After some general thoughts, or expert knowledge if anyone has it.

I know we are not meant to use flight socks etc because of the bloodflow etc, but when running is the proper compression clothing (I am thinking mainly of shorts/tights) OK as I have developed a bit of a weak hamstring but dont want to stop altogether for a few weeks as that will mean massive food intake changes!

I would only be wearing it during training runs, but dont want to invest in the proper stuff if it is a No-No.

Cheers
Malc


----------



## Northerner (Nov 3, 2013)

I wear Nike Men's Tech Tights to keep my legs warm when the weather gets cold and they do help with twinges in the muscles also. I find they also make a big difference on longer runs as they seem to reduce muscle fatigue. I've had mine for years, they are expensive to buy but last forever!  OK, I might look like Max Wall, but who cares! 

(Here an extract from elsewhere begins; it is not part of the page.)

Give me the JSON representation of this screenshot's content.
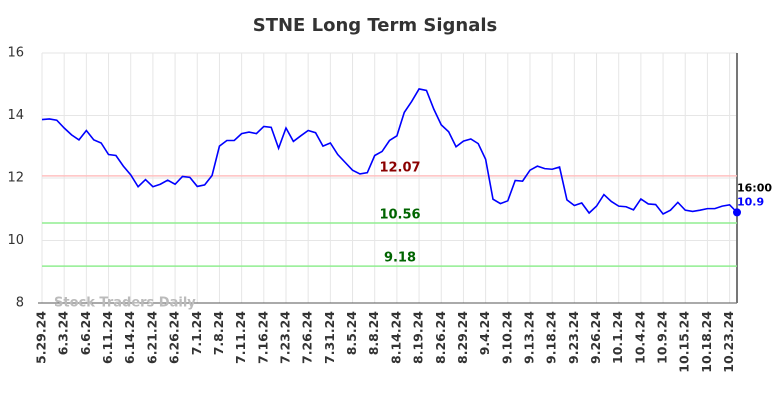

Do take care with your injury though Malc, don't want to go making it worse by running before you are ready for it, might be worth seeing a sports physio for advice, or trying some non-impact alternatives like swimming or cycling to strengthen it. If you do run, make sure you get plenty of recovery time in between runs


----------



## HOBIE (Nov 7, 2013)

Good luck Malc on sorting


----------



## BigMalc (Nov 8, 2013)

Cheers guys, 

Need to get the mileage up a bit as got 3 halfs to do before the end of the year, so will keep trying to balance rest and efforts.

ttfn


----------



## Northerner (Nov 8, 2013)

BigMalc said:


> Cheers guys,
> 
> Need to get the mileage up a bit as got 3 halfs to do before the end of the year, so will keep trying to balance rest and efforts.
> 
> ttfn



THREE before the end of the year? You really have got the bug, haven't you!  Hope all goes well!


----------



## BigMalc (Nov 12, 2013)

Make that two at best as slight calf strain means this weekends one wont be happening!


----------



## Northerner (Nov 12, 2013)

BigMalc said:


> Make that two at best as slight calf strain means this weekends one wont be happening!



Grrr! So frustrating!  Hope you are back to full strength very soon!


----------